C-605/15 Aviva
Prejudiciële hofzaak
Zie bijlage rechts voor de verwijzingsuitspraak Klik hier voor het volledige dossier van het Hof van Justitie
Termijnen: Motivering departement: 21 januari 2016 Concept schriftelijke opmerkingen: 07 februari 2016 Schriftelijke opmerkingen: 07 maart 2016 Trefwoorden: btw; ‘Europees economisch samenwerkingsverband’ (EESV); mededinging Onderwerp Richtlijn 2006/112/EG van de Raad van 28 november 2006 betreffende het gemeenschappelijke stelsel van belasting over de toegevoegde waarde (Pb L 347, blz. 1)

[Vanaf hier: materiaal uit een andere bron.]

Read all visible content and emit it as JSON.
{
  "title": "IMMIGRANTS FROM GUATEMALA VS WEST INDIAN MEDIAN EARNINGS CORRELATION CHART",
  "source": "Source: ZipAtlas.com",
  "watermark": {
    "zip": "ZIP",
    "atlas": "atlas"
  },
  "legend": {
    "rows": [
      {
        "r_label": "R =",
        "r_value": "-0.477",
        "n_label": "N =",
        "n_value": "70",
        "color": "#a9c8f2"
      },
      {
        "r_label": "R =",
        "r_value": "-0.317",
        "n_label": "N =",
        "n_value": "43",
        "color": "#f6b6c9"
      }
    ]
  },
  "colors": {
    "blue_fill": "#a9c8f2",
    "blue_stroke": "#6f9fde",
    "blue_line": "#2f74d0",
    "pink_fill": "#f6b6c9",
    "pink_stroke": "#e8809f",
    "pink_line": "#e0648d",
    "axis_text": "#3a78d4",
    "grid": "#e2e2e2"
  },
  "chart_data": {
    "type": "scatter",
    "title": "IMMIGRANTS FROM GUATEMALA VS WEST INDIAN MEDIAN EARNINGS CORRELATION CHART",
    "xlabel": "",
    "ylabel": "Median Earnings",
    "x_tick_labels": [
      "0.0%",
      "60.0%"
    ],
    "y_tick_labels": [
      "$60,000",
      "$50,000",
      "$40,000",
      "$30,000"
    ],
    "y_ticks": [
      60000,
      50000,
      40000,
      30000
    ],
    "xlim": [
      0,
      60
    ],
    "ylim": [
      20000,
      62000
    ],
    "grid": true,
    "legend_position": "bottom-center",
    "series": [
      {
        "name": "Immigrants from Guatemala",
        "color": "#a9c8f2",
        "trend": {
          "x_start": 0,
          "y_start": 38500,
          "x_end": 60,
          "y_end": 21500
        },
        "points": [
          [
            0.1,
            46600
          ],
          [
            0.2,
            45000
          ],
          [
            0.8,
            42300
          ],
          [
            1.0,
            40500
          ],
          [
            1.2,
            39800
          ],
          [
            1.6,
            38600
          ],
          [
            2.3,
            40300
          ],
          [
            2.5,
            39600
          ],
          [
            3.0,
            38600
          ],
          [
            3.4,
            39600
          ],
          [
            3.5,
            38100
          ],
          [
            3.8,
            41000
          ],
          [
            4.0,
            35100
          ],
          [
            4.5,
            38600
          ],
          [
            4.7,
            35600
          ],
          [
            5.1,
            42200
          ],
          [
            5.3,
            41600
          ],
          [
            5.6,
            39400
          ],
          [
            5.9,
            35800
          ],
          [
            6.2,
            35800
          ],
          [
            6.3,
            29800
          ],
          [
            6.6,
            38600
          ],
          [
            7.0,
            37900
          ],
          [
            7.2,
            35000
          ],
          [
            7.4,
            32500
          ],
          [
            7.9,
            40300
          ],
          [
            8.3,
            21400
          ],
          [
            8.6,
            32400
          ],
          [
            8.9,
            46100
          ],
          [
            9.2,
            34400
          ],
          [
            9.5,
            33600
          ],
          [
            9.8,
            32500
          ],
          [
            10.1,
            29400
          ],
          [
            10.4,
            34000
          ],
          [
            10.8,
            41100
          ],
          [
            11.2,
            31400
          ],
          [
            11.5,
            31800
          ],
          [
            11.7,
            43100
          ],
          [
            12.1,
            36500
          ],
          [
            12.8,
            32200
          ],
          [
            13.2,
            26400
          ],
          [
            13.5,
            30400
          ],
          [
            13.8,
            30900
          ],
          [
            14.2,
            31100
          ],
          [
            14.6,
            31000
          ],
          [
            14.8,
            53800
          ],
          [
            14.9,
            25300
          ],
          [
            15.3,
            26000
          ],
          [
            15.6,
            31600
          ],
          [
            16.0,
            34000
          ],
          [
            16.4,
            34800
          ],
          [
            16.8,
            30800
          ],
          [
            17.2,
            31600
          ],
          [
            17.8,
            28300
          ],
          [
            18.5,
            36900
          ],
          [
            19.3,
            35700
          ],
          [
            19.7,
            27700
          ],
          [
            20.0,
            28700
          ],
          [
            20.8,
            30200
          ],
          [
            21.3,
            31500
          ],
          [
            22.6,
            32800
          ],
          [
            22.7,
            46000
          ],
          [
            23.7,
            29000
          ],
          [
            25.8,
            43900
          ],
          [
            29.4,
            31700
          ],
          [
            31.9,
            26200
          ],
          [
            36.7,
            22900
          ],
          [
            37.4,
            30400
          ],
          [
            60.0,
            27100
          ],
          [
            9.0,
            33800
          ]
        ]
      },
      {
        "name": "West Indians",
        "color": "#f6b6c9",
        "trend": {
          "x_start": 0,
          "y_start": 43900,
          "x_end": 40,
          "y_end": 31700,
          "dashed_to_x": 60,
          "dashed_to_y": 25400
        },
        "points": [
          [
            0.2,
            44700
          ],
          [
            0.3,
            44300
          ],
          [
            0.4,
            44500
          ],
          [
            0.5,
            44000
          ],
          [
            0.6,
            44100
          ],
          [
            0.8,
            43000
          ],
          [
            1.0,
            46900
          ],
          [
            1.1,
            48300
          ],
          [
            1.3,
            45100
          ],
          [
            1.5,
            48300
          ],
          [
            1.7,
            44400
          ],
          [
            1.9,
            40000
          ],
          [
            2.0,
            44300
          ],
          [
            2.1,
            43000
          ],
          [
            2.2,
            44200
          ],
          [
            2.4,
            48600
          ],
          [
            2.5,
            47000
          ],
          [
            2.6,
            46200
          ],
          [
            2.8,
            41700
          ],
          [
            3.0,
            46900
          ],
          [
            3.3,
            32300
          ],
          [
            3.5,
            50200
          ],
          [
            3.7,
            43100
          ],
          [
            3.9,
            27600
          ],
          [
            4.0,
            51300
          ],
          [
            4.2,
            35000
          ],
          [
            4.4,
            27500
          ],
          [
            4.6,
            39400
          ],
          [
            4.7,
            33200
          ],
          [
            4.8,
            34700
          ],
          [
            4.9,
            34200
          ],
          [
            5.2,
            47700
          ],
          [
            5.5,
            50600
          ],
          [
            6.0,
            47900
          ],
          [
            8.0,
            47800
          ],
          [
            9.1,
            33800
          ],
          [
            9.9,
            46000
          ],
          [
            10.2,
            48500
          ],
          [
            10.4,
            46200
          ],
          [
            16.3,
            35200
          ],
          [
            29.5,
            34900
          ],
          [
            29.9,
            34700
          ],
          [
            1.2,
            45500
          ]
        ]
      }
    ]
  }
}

Verzoekster verricht verzekeringsdiensten en pensioenbeschermingsdiensten in Europa. Zij wil in enkele EULS een centrum voor gemeenschappelijke diensten oprichten en deze centra de rechtsvorm ‘Europees economisch samenwerkingsverband’ (EESV) geven in de zin van Vo. 2137/85. De diensten die deze EESVs (alleen binnen de EU) gaan verrichten zullen direct nodig zijn voor de uitoefening van de economische activiteit verzekeringswerkzaamheden. Deze activiteiten zijn vrijgesteld van btw of niet btw-plichtig. Er zal geen winst behaald worden aangezien dat in strijd is met de EESV-Vo. Aangezien verzoekster ook aanvullende activiteiten verricht die wel belastbaar zijn heeft zij MinFIN schriftelijk om uitleg gevraagd of haar visie juist is dat de beschreven werkzaamheid van het EESV krachtens de POL btw-wet is vrijgesteld van btw en dat leden van het EESV met maatschappelijke zetel in Polen die een economische activiteit in het verzekeringswezen uitoefenen niet verplicht zijn overeenkomstig het mechanisme van de verlegging van de btw voor kosten die door het EESV aan hen worden toegewezen, zelf de verschuldigde btw te berekenen en aan te geven. De belastingdienst (verweerster) laat echter weten dat niet aan alle voorwaarden voor vrijstelling is voldaan, er is namelijk geen sprake van verstoring van de mededinging (wijziging marktvoorwaarden) tussen de verzekeringsgroepen, verwijzend naar conclusie en arrest in zaak C-8/01. Verzoekster gaat in beroep tegen de weigering bij de Rb Warschau. Zij is van mening dat het gegeven dat het bij de door het EESV verrichte diensten gaat om diensten binnen een groep het dragende argument is dat geen sprake is van aantasting van het mededingingsbeginsel als gevolg van de vrijstelling voor een zelfstandige groepering van personen. De Rb stelt verzoekster in het gelijk. Verweerster gaat in cassatie.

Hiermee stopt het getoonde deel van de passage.